Dile hakimiyet olayları hikmetle okuma feraseti vermişti. Müşrik de olsalar, İslam’a karşı kör cahil bir siyaset de gütseler böyleydi.
Nebî aleyhisselam Mekke davetine muhatap bulabilmişti. Hudeybiye’de mantıklı konuşma karşısında dinleyip ikna olan ve iman etmediği halde yoldan çekilme erdemine sahip kimseleri görebilmekteydi.
Fakat Taif’te konuştuklarını anlamayan, dinlemeyen kütükvarî canlılardan başkası ile karşılaşmamıştı. Bir köle iman etmiş o da oralı değildi.
Öyle düşmanlıkları vardı ki Huneyn gibi bir ihanet ve acı tecrübe ümmete yaşattılar.
Evet, o bölgenin serin ve güzel bir iklime sahip olması, bağ bahçesinin sulak olması ve onları rehavete sürükleyecek olan şeylerin olmasının da etkisi gözden kaçmayacak bir hakikattir ama rehavet insanı kör etmez sadece nötr adam eder.

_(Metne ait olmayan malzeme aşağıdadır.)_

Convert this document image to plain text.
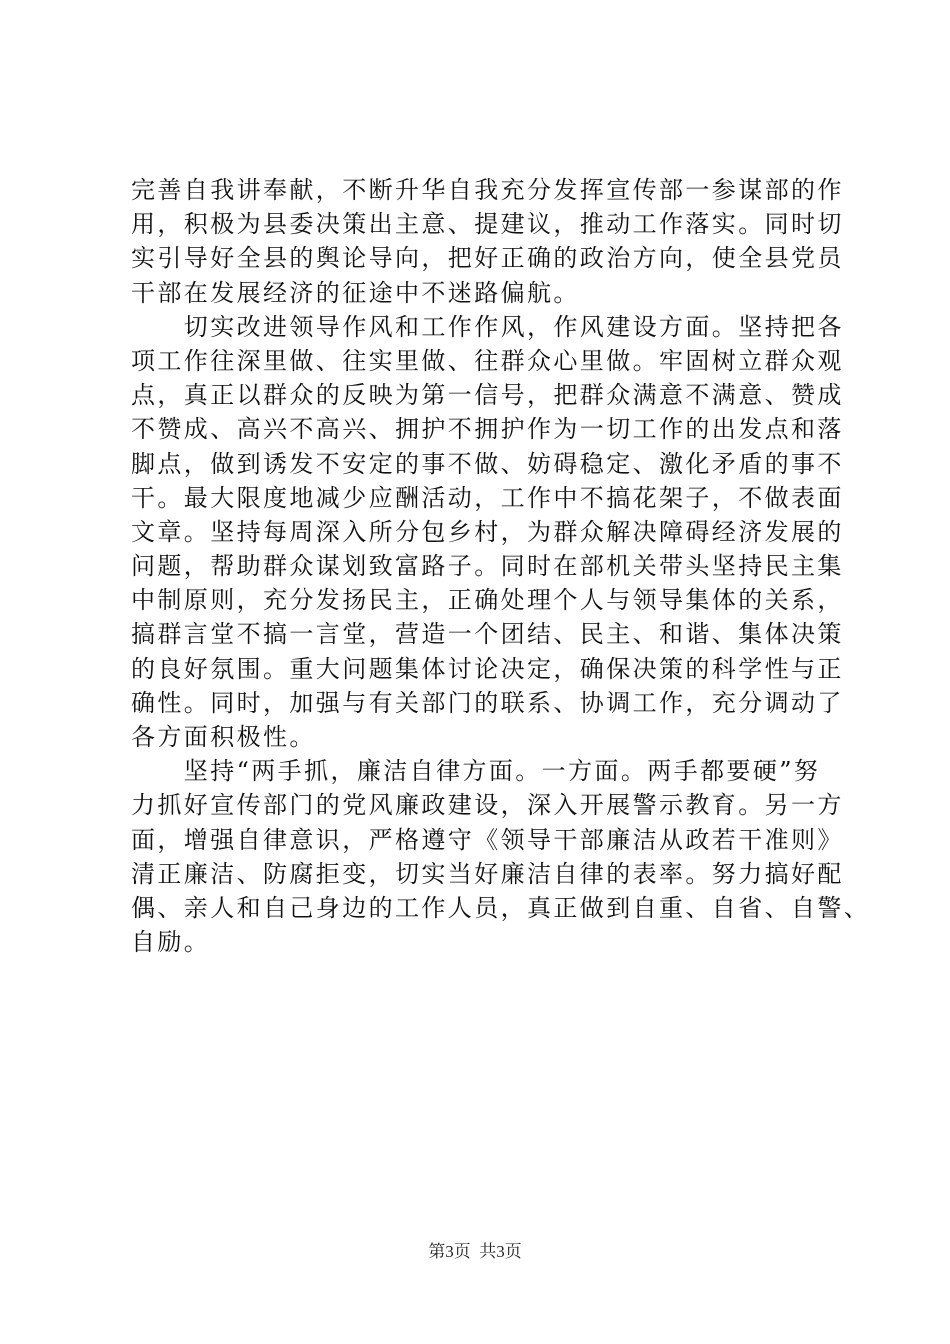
完善自我讲奉献，不断升华自我充分发挥宣传部一参谋部的作
用，积极为县委决策出主意、提建议，推动工作落实。同时切
实引导好全县的舆论导向，把好正确的政治方向，使全县党员
干部在发展经济的征途中不迷路偏航。
　　切实改进领导作风和工作作风，作风建设方面。坚持把各
项工作往深里做、往实里做、往群众心里做。牢固树立群众观
点，真正以群众的反映为第一信号，把群众满意不满意、赞成
不赞成、高兴不高兴、拥护不拥护作为一切工作的出发点和落
脚点，做到诱发不安定的事不做、妨碍稳定、激化矛盾的事不
干。最大限度地减少应酬活动，工作中不搞花架子，不做表面
文章。坚持每周深入所分包乡村，为群众解决障碍经济发展的
问题，帮助群众谋划致富路子。同时在部机关带头坚持民主集
中制原则，充分发扬民主，正确处理个人与领导集体的关系，
搞群言堂不搞一言堂，营造一个团结、民主、和谐、集体决策
的良好氛围。重大问题集体讨论决定，确保决策的科学性与正
确性。同时，加强与有关部门的联系、协调工作，充分调动了
各方面积极性。
　　坚持“两手抓，廉洁自律方面。一方面。两手都要硬”努
力抓好宣传部门的党风廉政建设，深入开展警示教育。另一方
面，增强自律意识，严格遵守《领导干部廉洁从政若干准则》
清正廉洁、防腐拒变，切实当好廉洁自律的表率。努力搞好配
偶、亲人和自己身边的工作人员，真正做到自重、自省、自警、
自励。
第3页  共3页
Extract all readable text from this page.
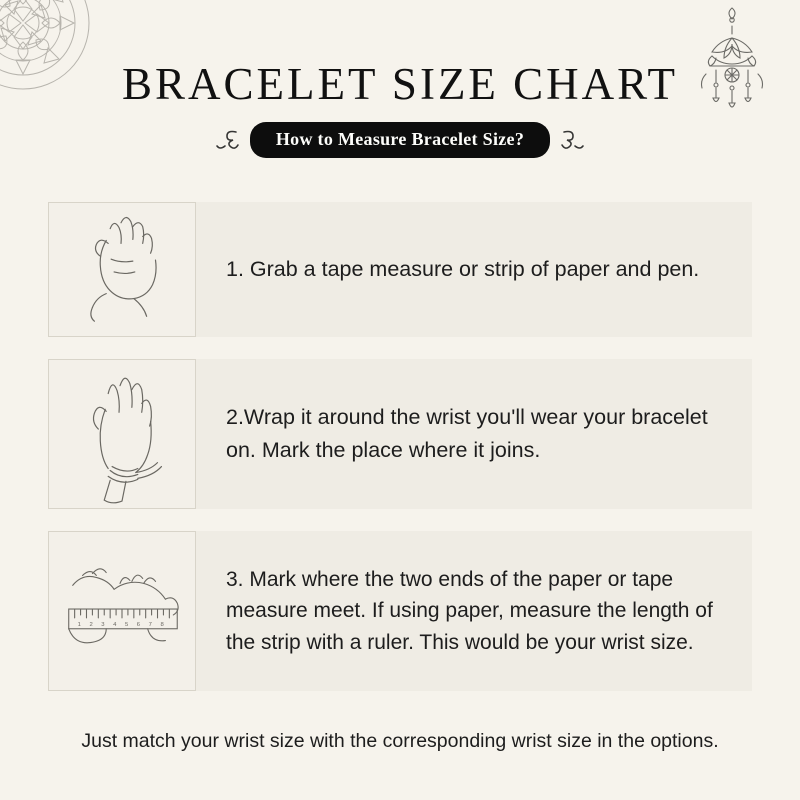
BRACELET SIZE CHART
How to Measure Bracelet Size?
1. Grab a tape measure or strip of paper and pen.
2.Wrap it around the wrist you'll wear your bracelet on. Mark the place where it joins.
1 2 3 4 5 6 7 8
3. Mark where the two ends of the paper or tape measure meet. If using paper, measure the length of the strip with a ruler. This would be your wrist size.
Just match your wrist size with the corresponding wrist size in the options.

*Bu olay bize anlatır ki adil olmak, adil şahidler olmak ancak aklı kullanan, düşünme kabiliyetini kaybetmemiş ve merhamet olgusuna sahip olan amel sahiplerince mümkündür.*
Eğer düşmanlıkta had tanımayan, her tür düşmanlığı ve düşmanlığın gereğini yapmayı vicdanî bir rahatsızlık duymadan yapan birini görürseniz o vakit bu ayeti hatırlayın.
Bu bakış açısı ile bakarsanız İsrail’i daha iyi anlarsınız. Siyonizmi daha iyi anlarsınız.
Müslümanların düşmanına bile adil olmasını ama Yahudi ve o karaktere sahip kimselerin dosta bile olan ihanetini daha iyi anlarsınız.
O nedenle biz sosyal medyada dört koldan Hamas üzerinden İslam’a ve Müslümanlara savaş açan kimseleri anlamakta zorlanmıyoruz.
İbadet ve taatten uzak, Allah korkusu hissine yabancı, kalbi kas katı olan kimselerin, duygu ve düşüncelerine esir olmuş kimselerin düşmanlıkları da hileli oyunları da hep bu bakış açısı ile anlam kazanabilir.